The report shows that for over half (51%) of Irish exporters, NI is the destination for more than 50% of their exports, while for just over 25% of Irish firms, NI is the destination for more than 95% of their exports.
Key findings include: NI accounts for between 10-12% of total exports from Ireland to the UK as a whole and accounted for 7-8% of imports.
Given that the population of NI makes up less than 3% of the UK, this shows the closeness of the economic ties between the two. The reports finds a very signiﬁcant share of cross-border trade is accounted for by ﬁrms that trade in both directions. These two-way traders make up around 18% of ﬁrms but accounted for over 60% of exports, and over 70% of imports.
The nature of the trade arrangements that will be in place following the exit of the UK from the EU is currently unknown and will be the subject of considerable negotiation over the coming years.
To inform this process, this research examines current cross-border trading patterns and considers the potential impacts on overall trade of the application of current EU WTO tariffs.
The impact of Non-Tariff Barriers (NTB’s) and changes to the euro-sterling exchange rate are also examined.

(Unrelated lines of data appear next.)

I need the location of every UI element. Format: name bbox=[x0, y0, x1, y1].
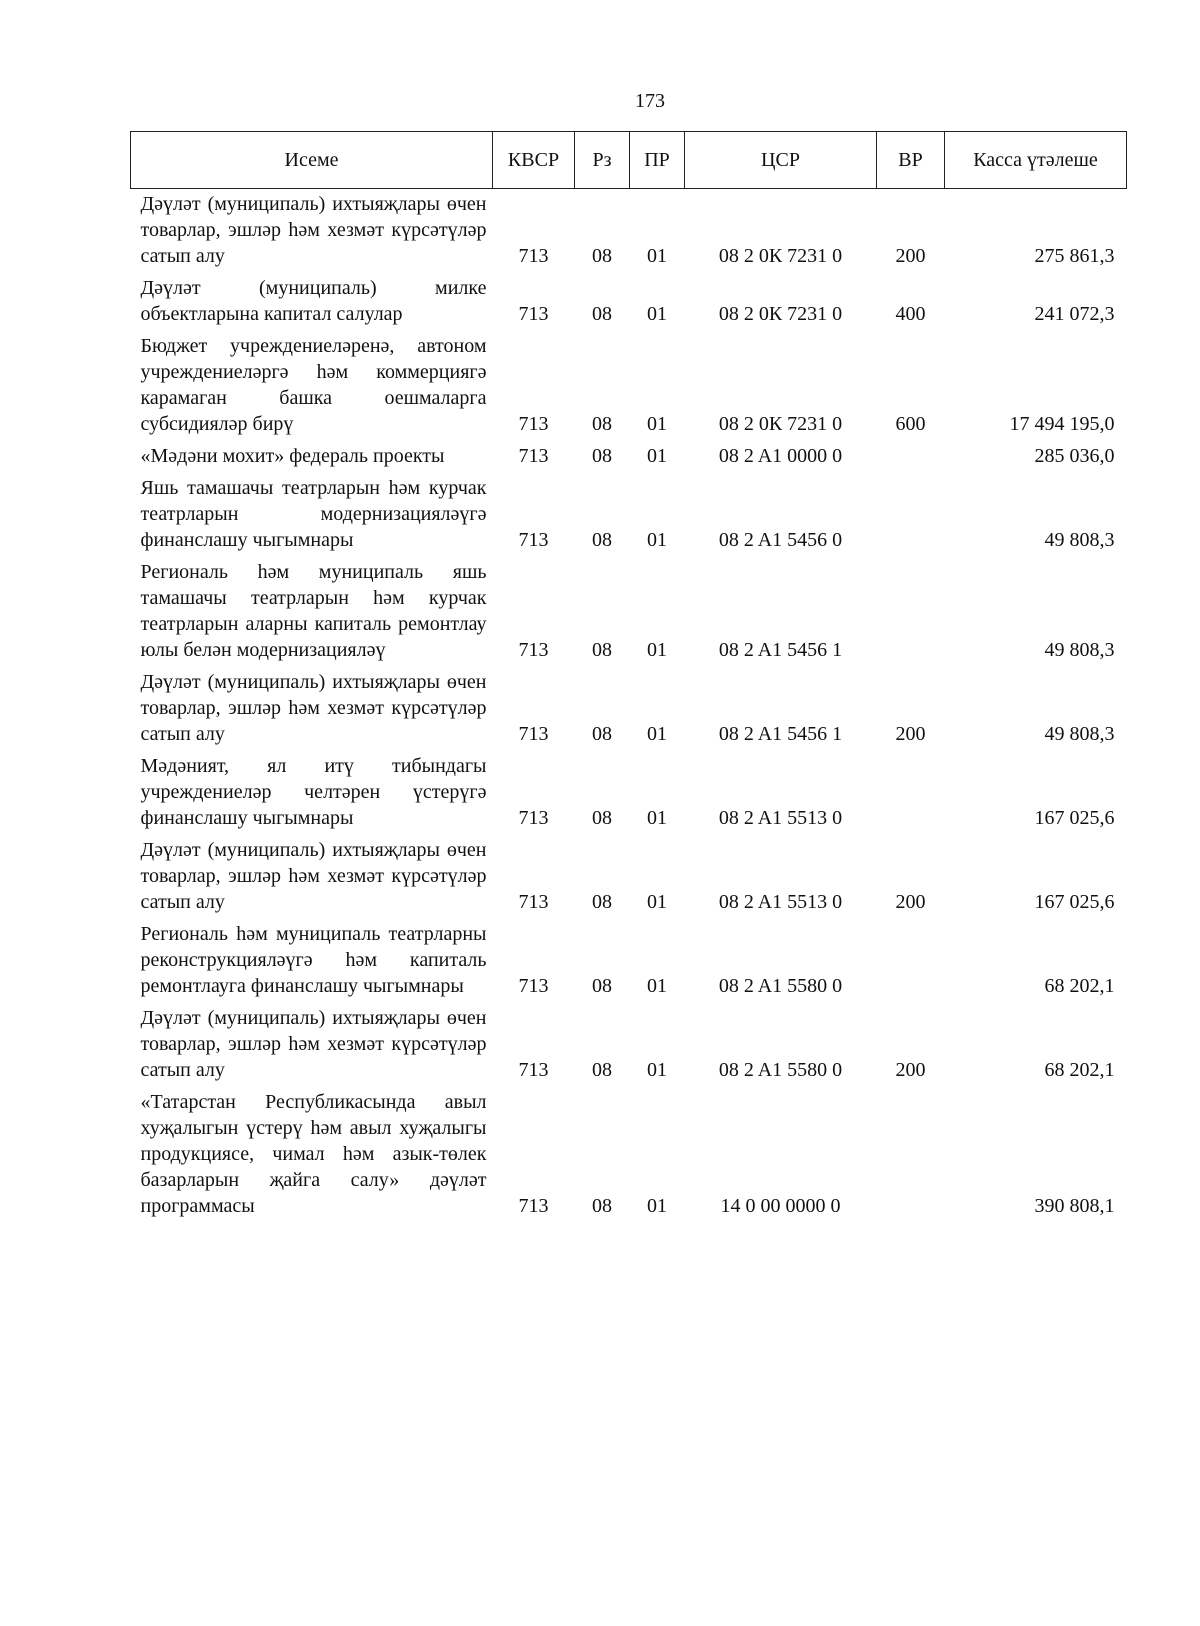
cell-vr bbox=[877, 1087, 945, 1223]
cell-rz: 08 bbox=[592, 639, 612, 661]
cell-tsr: 08 2 A1 5456 1 bbox=[718, 639, 843, 661]
cell-tsr: 08 2 0К 7231 0 bbox=[718, 303, 843, 325]
cell-kvsr: 713 bbox=[518, 445, 549, 467]
table-row bbox=[131, 751, 1127, 835]
table-row bbox=[131, 331, 1127, 441]
cell-rz: 08 bbox=[592, 807, 612, 829]
table-row bbox=[131, 919, 1127, 1003]
cell-tsr: 08 2 0К 7231 0 bbox=[718, 245, 843, 267]
cell-name: Региональ һәм муниципаль яшь тамашачы театрларын һәм курчак театрларын аларны капиталь ремонтлау юлы белән модернизацияләү bbox=[140, 561, 487, 661]
cell-tsr: 08 2 A1 5580 0 bbox=[718, 1059, 843, 1081]
cell-vr bbox=[877, 557, 945, 667]
cell-kvsr: 713 bbox=[518, 723, 549, 745]
cell-pr: 01 bbox=[647, 445, 667, 467]
cell-name: Яшь тамашачы театрларын һәм курчак театрларын модернизацияләүгә финанслашу чыгымнары bbox=[140, 477, 487, 551]
cell-pr: 01 bbox=[647, 303, 667, 325]
cell-kvsr: 713 bbox=[518, 1059, 549, 1081]
cell-pr: 01 bbox=[647, 639, 667, 661]
cell-pr: 01 bbox=[647, 975, 667, 997]
cell-name: Бюджет учреждениеләренә, автоном учреждениеләргә һәм коммерциягә карамаган башка оешмаларга субсидияләр бирү bbox=[140, 335, 487, 435]
cell-pr: 01 bbox=[647, 807, 667, 829]
table-row bbox=[131, 273, 1127, 331]
header-name: Исеме bbox=[131, 132, 493, 189]
cell-rz: 08 bbox=[592, 529, 612, 551]
cell-kvsr: 713 bbox=[518, 529, 549, 551]
cell-kassa: 285 036,0 bbox=[1034, 445, 1115, 467]
cell-rz: 08 bbox=[592, 975, 612, 997]
cell-pr: 01 bbox=[647, 891, 667, 913]
cell-vr: 200 bbox=[895, 723, 926, 745]
cell-rz: 08 bbox=[592, 413, 612, 435]
cell-tsr: 08 2 A1 5513 0 bbox=[718, 891, 843, 913]
cell-kassa: 49 808,3 bbox=[1044, 529, 1115, 551]
header-kassa: Касса үтәлеше bbox=[945, 132, 1127, 189]
cell-name: Дәүләт (муниципаль) милке объектларына капитал салулар bbox=[140, 277, 487, 325]
cell-kassa: 275 861,3 bbox=[1034, 245, 1115, 267]
header-vr: ВР bbox=[877, 132, 945, 189]
table-row bbox=[131, 1087, 1127, 1223]
cell-vr: 400 bbox=[895, 303, 926, 325]
cell-vr: 200 bbox=[895, 1059, 926, 1081]
cell-tsr: 08 2 A1 5456 1 bbox=[718, 723, 843, 745]
cell-name: Дәүләт (муниципаль) ихтыяҗлары өчен товарлар, эшләр һәм хезмәт күрсәтүләр сатып алу bbox=[140, 193, 487, 267]
cell-kvsr: 713 bbox=[518, 639, 549, 661]
cell-rz: 08 bbox=[592, 245, 612, 267]
cell-kassa: 68 202,1 bbox=[1044, 1059, 1115, 1081]
page-number: 173 bbox=[635, 90, 665, 112]
cell-rz: 08 bbox=[592, 891, 612, 913]
cell-kassa: 167 025,6 bbox=[1034, 807, 1115, 829]
cell-kvsr: 713 bbox=[518, 245, 549, 267]
cell-kassa: 390 808,1 bbox=[1034, 1195, 1115, 1217]
table-row bbox=[131, 441, 1127, 473]
cell-rz: 08 bbox=[592, 723, 612, 745]
cell-kassa: 167 025,6 bbox=[1034, 891, 1115, 913]
cell-pr: 01 bbox=[647, 723, 667, 745]
cell-name: Дәүләт (муниципаль) ихтыяҗлары өчен товарлар, эшләр һәм хезмәт күрсәтүләр сатып алу bbox=[140, 839, 487, 913]
table-row bbox=[131, 1003, 1127, 1087]
cell-pr: 01 bbox=[647, 245, 667, 267]
cell-tsr: 08 2 A1 5513 0 bbox=[718, 807, 843, 829]
table-row bbox=[131, 835, 1127, 919]
cell-tsr: 08 2 A1 0000 0 bbox=[718, 445, 843, 467]
budget-table bbox=[130, 131, 1127, 1223]
cell-vr bbox=[877, 919, 945, 1003]
cell-kassa: 68 202,1 bbox=[1044, 975, 1115, 997]
cell-vr: 200 bbox=[895, 891, 926, 913]
cell-pr: 01 bbox=[647, 1195, 667, 1217]
table-row bbox=[131, 667, 1127, 751]
cell-vr: 600 bbox=[895, 413, 926, 435]
cell-kassa: 241 072,3 bbox=[1034, 303, 1115, 325]
cell-kvsr: 713 bbox=[518, 891, 549, 913]
cell-kvsr: 713 bbox=[518, 807, 549, 829]
cell-kassa: 49 808,3 bbox=[1044, 723, 1115, 745]
cell-kassa: 49 808,3 bbox=[1044, 639, 1115, 661]
table-row bbox=[131, 473, 1127, 557]
header-tsr: ЦСР bbox=[685, 132, 877, 189]
cell-rz: 08 bbox=[592, 1059, 612, 1081]
cell-name: Региональ һәм муниципаль театрларны реконструкцияләүгә һәм капиталь ремонтлауга финанслашу чыгымнары bbox=[140, 923, 487, 997]
cell-vr bbox=[877, 751, 945, 835]
header-kvsr: КВСР bbox=[493, 132, 575, 189]
cell-kvsr: 713 bbox=[518, 413, 549, 435]
table-row bbox=[131, 557, 1127, 667]
cell-tsr: 08 2 0К 7231 0 bbox=[718, 413, 843, 435]
table-body bbox=[131, 189, 1127, 1224]
cell-pr: 01 bbox=[647, 529, 667, 551]
table-header bbox=[131, 132, 1127, 189]
cell-kvsr: 713 bbox=[518, 1195, 549, 1217]
cell-name: Мәдәният, ял итү тибындагы учреждениеләр челтәрен үстерүгә финанслашу чыгымнары bbox=[140, 755, 487, 829]
cell-name: Дәүләт (муниципаль) ихтыяҗлары өчен товарлар, эшләр һәм хезмәт күрсәтүләр сатып алу bbox=[140, 671, 487, 745]
cell-name: «Мәдәни мохит» федераль проекты bbox=[140, 445, 445, 467]
cell-tsr: 08 2 A1 5456 0 bbox=[718, 529, 843, 551]
table-row bbox=[131, 189, 1127, 274]
cell-rz: 08 bbox=[592, 1195, 612, 1217]
cell-kvsr: 713 bbox=[518, 303, 549, 325]
cell-pr: 01 bbox=[647, 413, 667, 435]
cell-pr: 01 bbox=[647, 1059, 667, 1081]
cell-name: Дәүләт (муниципаль) ихтыяҗлары өчен товарлар, эшләр һәм хезмәт күрсәтүләр сатып алу bbox=[140, 1007, 487, 1081]
cell-name: «Татарстан Республикасында авыл хуҗалыгын үстерү һәм авыл хуҗалыгы продукциясе, чимал һәм азык-төлек базарларын җайга салу» дәүләт программасы bbox=[140, 1091, 487, 1217]
cell-kassa: 17 494 195,0 bbox=[1009, 413, 1115, 435]
header-pr: ПР bbox=[630, 132, 685, 189]
cell-kvsr: 713 bbox=[518, 975, 549, 997]
cell-rz: 08 bbox=[592, 303, 612, 325]
cell-tsr: 14 0 00 0000 0 bbox=[720, 1195, 841, 1217]
cell-vr bbox=[877, 441, 945, 473]
cell-vr bbox=[877, 473, 945, 557]
header-rz: Рз bbox=[575, 132, 630, 189]
cell-vr: 200 bbox=[895, 245, 926, 267]
cell-rz: 08 bbox=[592, 445, 612, 467]
cell-tsr: 08 2 A1 5580 0 bbox=[718, 975, 843, 997]
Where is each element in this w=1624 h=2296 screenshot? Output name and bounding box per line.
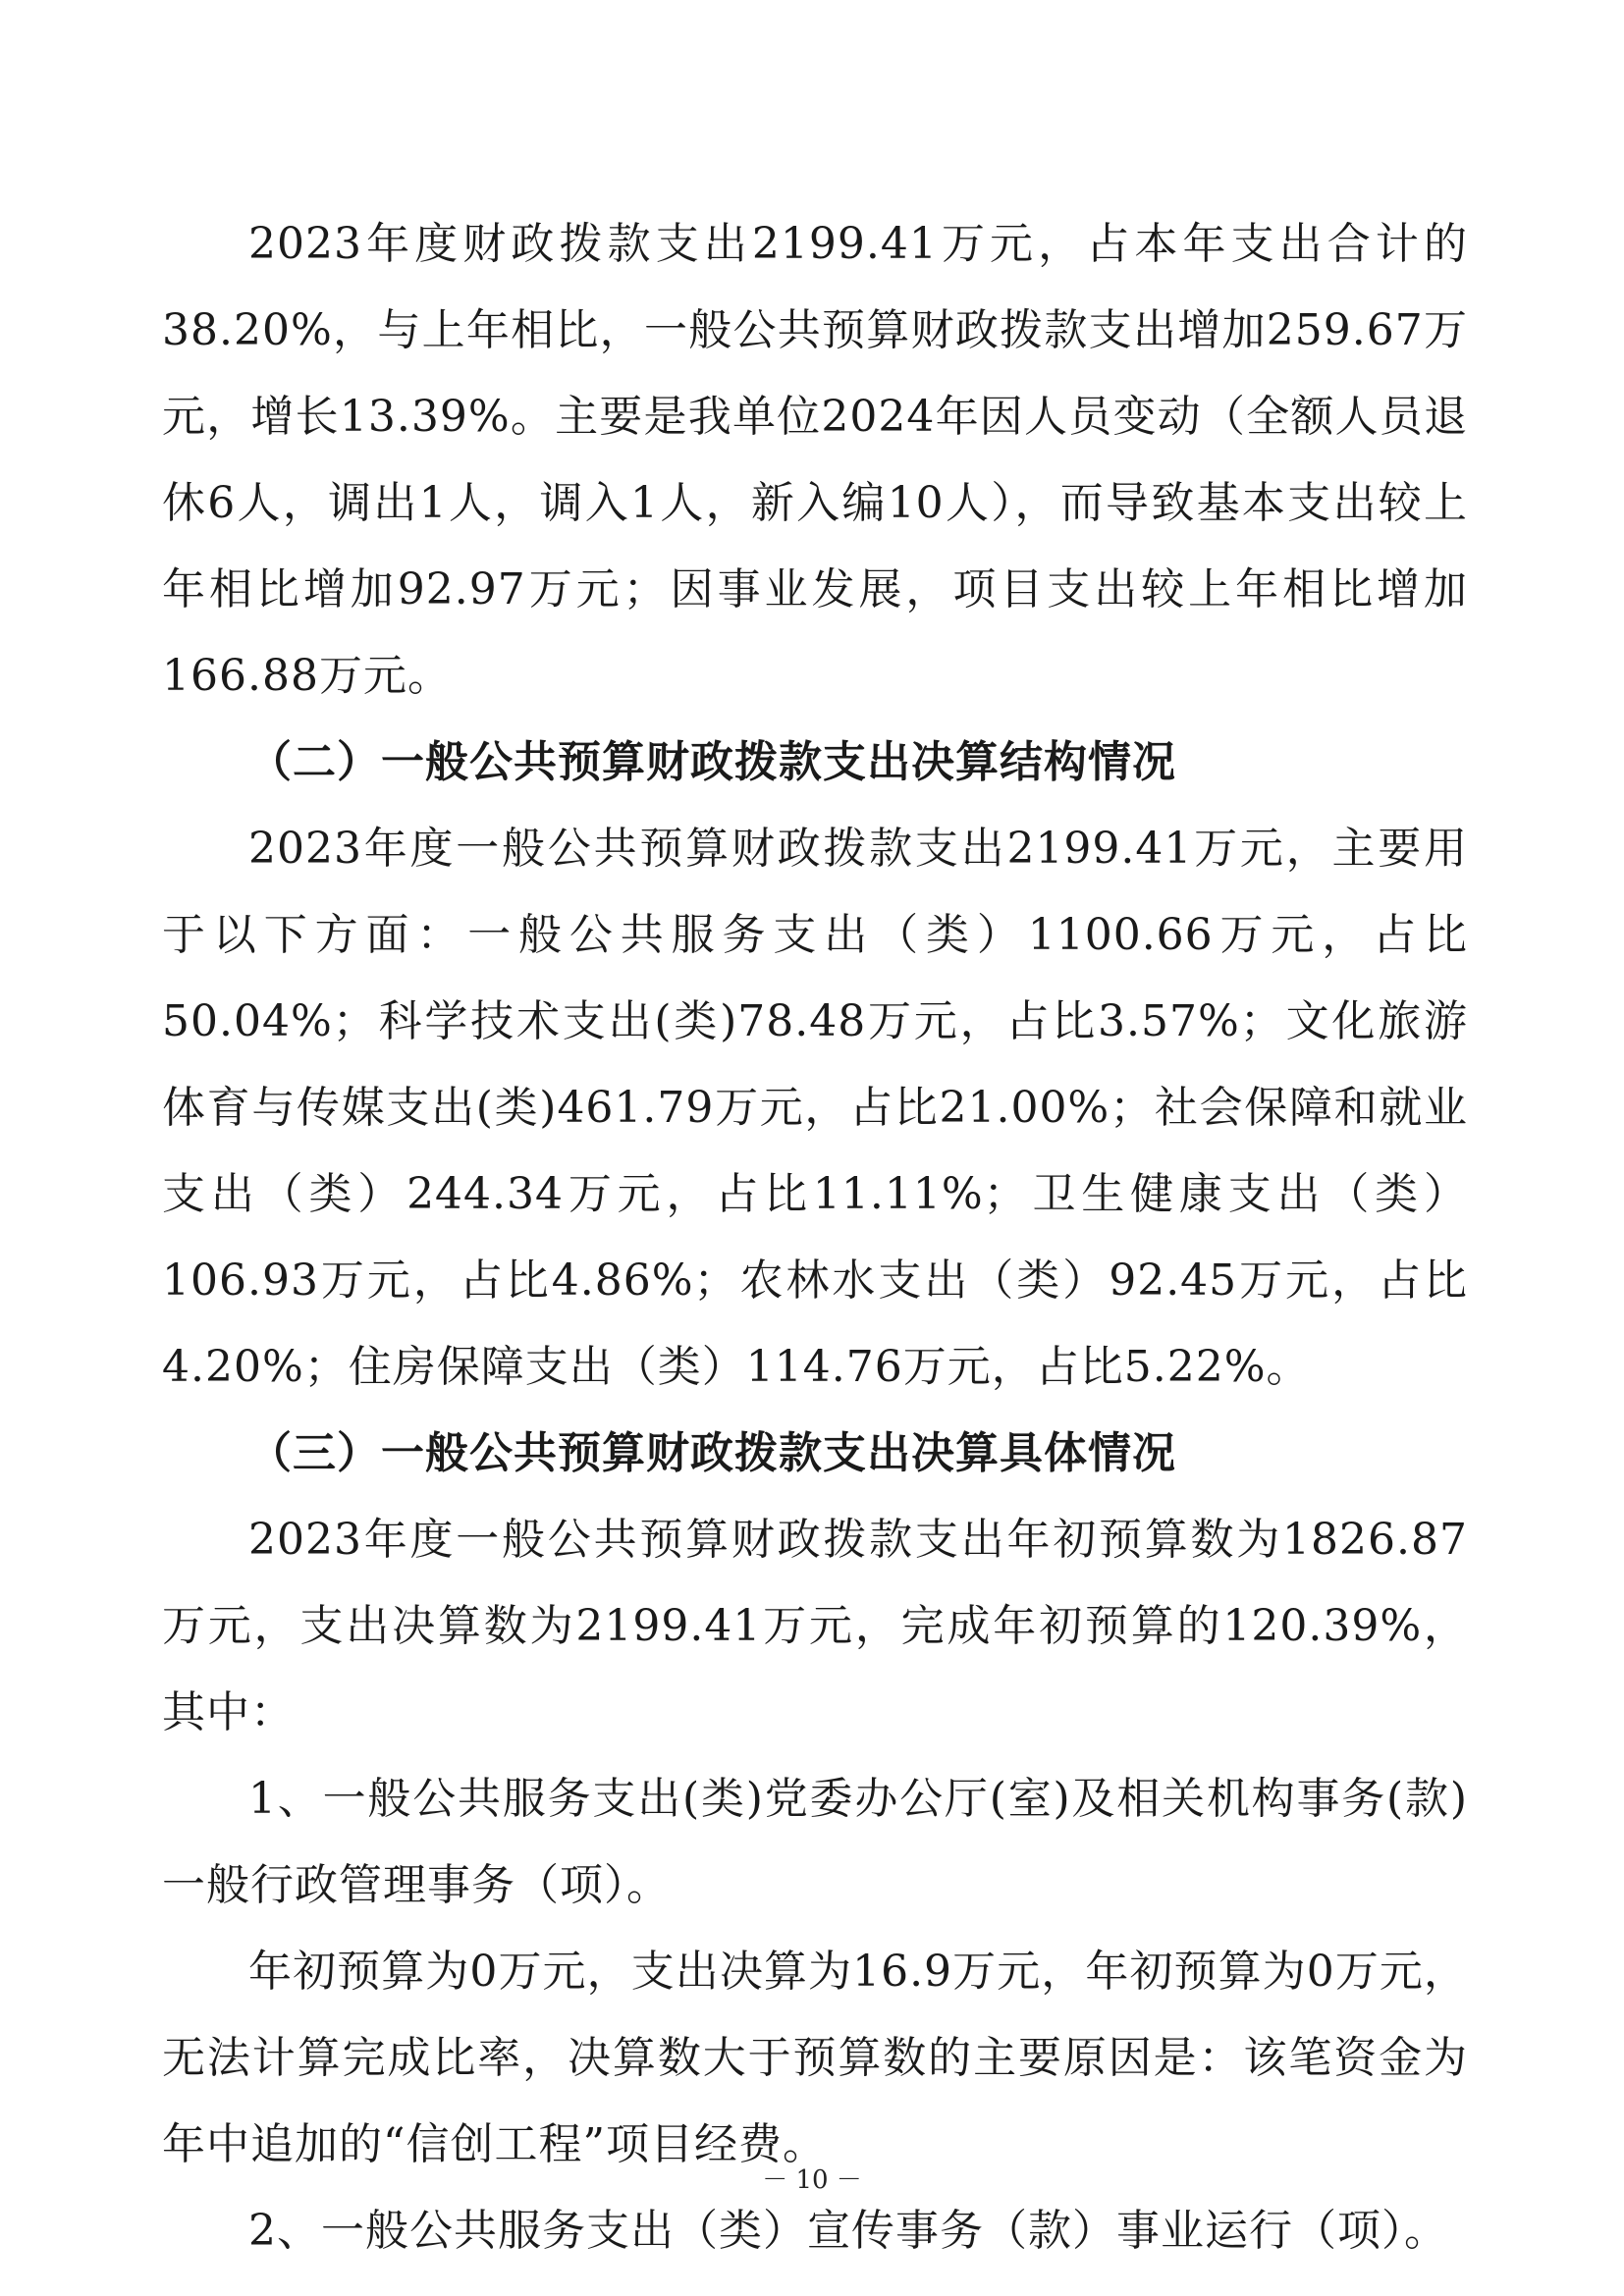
paragraph-item-1-title: 1、一般公共服务支出(类)党委办公厅(室)及相关机构事务(款)一般行政管理事务（项）。	[162, 1774, 1468, 1910]
page-number: － 10 －	[762, 2165, 862, 2195]
document-body	[162, 201, 1468, 2274]
paragraph-budget-completion: 2023年度一般公共预算财政拨款支出年初预算数为1826.87万元，支出决算数为2199.41万元，完成年初预算的120.39%，其中：	[162, 1515, 1468, 1737]
paragraph-expenditure-summary: 2023年度财政拨款支出2199.41万元，占本年支出合计的38.20%，与上年相比，一般公共预算财政拨款支出增加259.67万元，增长13.39%。主要是我单位2024年因人员变动（全额人员退休6人，调出1人，调入1人，新入编10人），而导致基本支出较上年相比增加92.97万元；因事业发展，项目支出较上年相比增加166.88万元。	[162, 219, 1468, 701]
section-heading-structure: （二）一般公共预算财政拨款支出决算结构情况	[248, 737, 1176, 787]
section-heading-specifics: （三）一般公共预算财政拨款支出决算具体情况	[248, 1428, 1176, 1478]
paragraph-item-2-title: 2、一般公共服务支出（类）宣传事务（款）事业运行（项）。	[248, 2206, 1448, 2256]
paragraph-item-1-detail: 年初预算为0万元，支出决算为16.9万元，年初预算为0万元，无法计算完成比率，决算数大于预算数的主要原因是：该笔资金为年中追加的“信创工程”项目经费。	[162, 1947, 1468, 2169]
paragraph-structure-details: 2023年度一般公共预算财政拨款支出2199.41万元，主要用于以下方面：一般公共服务支出（类）1100.66万元，占比50.04%；科学技术支出(类)78.48万元，占比3.57%；文化旅游体育与传媒支出(类)461.79万元，占比21.00%；社会保障和就业支出（类）244.34万元，占比11.11%；卫生健康支出（类）106.93万元，占比4.86%；农林水支出（类）92.45万元，占比4.20%；住房保障支出（类）114.76万元，占比5.22%。	[162, 824, 1468, 1392]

The total impact on trade is derived from a combination of the size of the price increase caused by the tariff and NTBs and the sensitivity of trade to price changes.
This report was funded by the Department of Jobs Enterprise and Innovation and undertaken by the Economic and Social Research Institute (ESRI) and developed with input from the Department of Jobs Enterprise and Innovation, Department of Agriculture, Food & the Marine, Revenue Commissioners and the Department for the Economy.